- Education: USC School of Cinematic Arts
- Known for: Film curation
- Notable work: Black Radical Imagination; S/Election: Democracy, Citizenship, Freedom; Made in L.A. 2018

= Erin Christovale =

Erin Christovale is a Los Angeles–based curator and programmer who currently works as a curator at the Hammer Museum at the University of California, Los Angeles. Together with Hammer Museum senior curator Anne Ellegood, Christovale curated the museum's fourth Made in L.A. biennial in June 2018. She also leads Black Radical Imagination, an experimental film program she co-founded with Amir George. Black Radical Imagination tours internationally and has screened at MoMA PS1; Museum of Contemporary Art, Los Angeles; and the Museo Taller Jose Clemente Orozco, among other spaces. Christovale is best known for her work on identity, race and historical legacy. Prior to her appointment at the Hammer Museum, Christovale worked as a curator at the Los Angeles Municipal Art Gallery. She has a bachelor's degree from the University of Southern California School of Cinematic Arts.

== Curated Shows ==

=== S/Election: Democracy, Citizenship, Freedom (2016) ===
S/Election: Democracy, Citizenship, Freedom was a mixed-media show Christovale curated at the Los Angeles Municipal Gallery in 2016. The show featured works by 32 contemporary artists engaging with the concept of American citizenship, particularly in the context of the political climate surrounding the 2016 presidential election. Notable works in the exhibition included:
- "Index of Fear" (2015) by Margaret Noble: an interactive media archive where one can pick out sounds that correspond to fears such as "futility" and "forgotten"
- "Study for a Pattern or Practice" (2015) by Bethany Collins: a blind-embossed rendition of the table of contents from the Department of Justice report on the Ferguson Police Department after the August 2014 shooting of Michael Brown
- "Blessings All Around" (2011) by Olga Lah: an orange warning-barrier mesh repurposed as a draped garment on the wall
- "We Are America" (2011) by Monica Rodriguez: inscribed protest slogans on eight American flags that hung from the ceiling of the central exhibition hall, including "NO FENCE CAN STOP HISTORY FROM MOVING FORWARD" and "WHERE ARE YOUR ANCESTORS FROM?"
- "Peaceful Protest Helmet" (2016) by James Berson: a line of colorful helmets with the inscription "PEACEFUL PROTEST HELMET" and attached recording devices with the lenses facing the viewers
- "Prison Relics from Phoenix Rising, Part 1: This Is Where I Learned of Love" (2012) by Jennifer Moon: photographic documentation of objects the artist gathered while incarcerated at the Valley State Prison for Women and accompanying text detailing her time in prison
- "James Baldwin #1-#5" (2014) by Marco Kane Braunschweiler: a short video of the author speaking about socioeconomic destruction caused by racism
- "Cut-Outs" (2015) by Ramiro Gomez: a depiction of domestic workers in California
The exhibition was accompanied by several public events at the gallery, including a panel on anti-gentrification efforts in Los Angeles, a writing seminar on the philosophical construct of citizenship, and a workshop on community organizing.

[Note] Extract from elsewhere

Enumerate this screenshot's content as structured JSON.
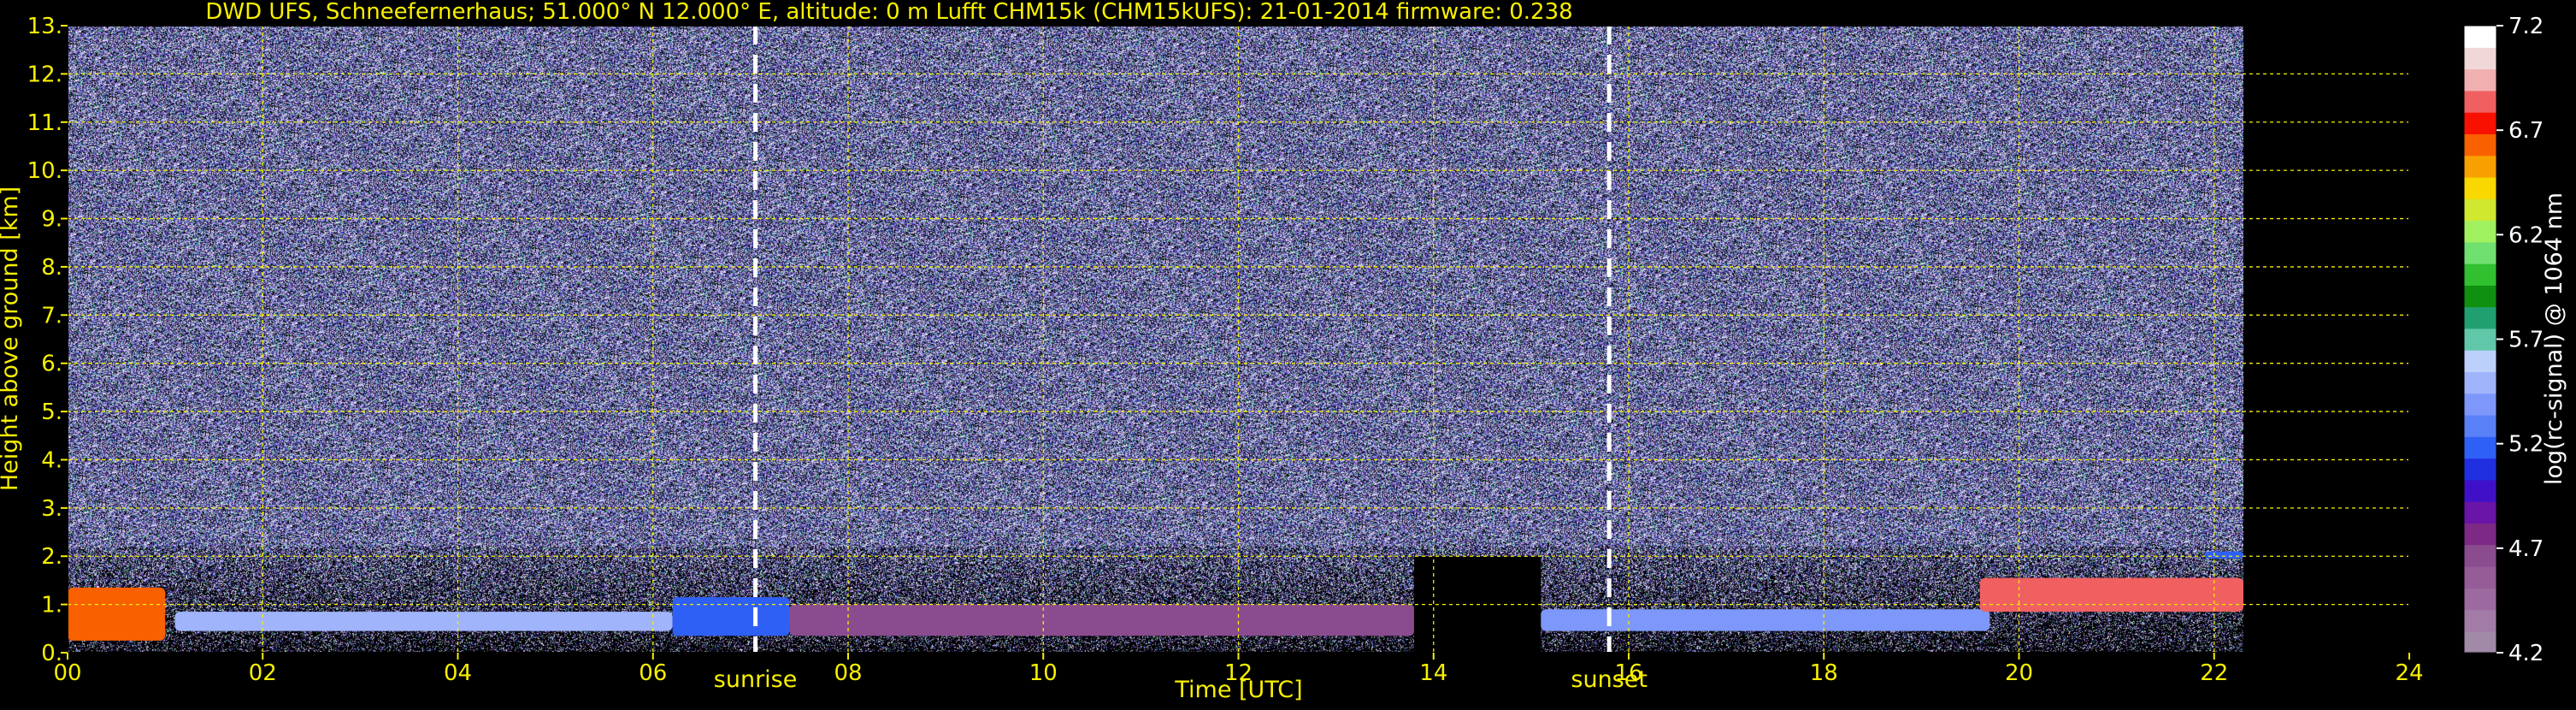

=== A Subtle Likeness (2016) & Memoirs of a Watermelon Woman (2016) ===
These two exhibitions accompanied each other at the ONE National Gay & Lesbian Archives at the University of Southern California Libraries from September through December 2016.

A Subtle Likeness featured work from four contemporary artists, Ayanah Moor, Paul Mpagi Sepuya, Anna Martine Whitehead and Kandis Williams to create a space for queer, black radical tradition. The exhibition used performance, photography, collage, video and sound installation to explore biomythography and non-traditional archiving.

Memoirs of a Watermelon Woman featured a production archive from queer filmmaker Cheryl Dunye's making of the film The Watermelon Woman in 1996. The exhibition included a full script, original audition tapes, published interviews and a photo series from the film's premiere at the 1996 Berlin International Film Festival.

=== a/wake in the water: Meditations on Disaster (2014) ===
"a/wake in the water: Meditations on Disaster" was an exhibition at the Museum of Contemporary African Diasporan Art in Brooklyn, New York from August through November 2014. The video exhibition highlighted the intersection between traumatized diaspora bodies and modern environmental disasters through the work of 12 video artists. The work was displayed in formats ranging from wall-to-wall projection to a small TV set, to "echo the sentiments of people in the midst of catastrophe," Christovale said.

==Black Radical Imagination==
Black Radical Imagination is an international film program founded by Erin Christovale and Amir George. The artists in the group tell stories of the state of contemporary black culture by exploring afrofuturism, afrosurrealism and the magnificent.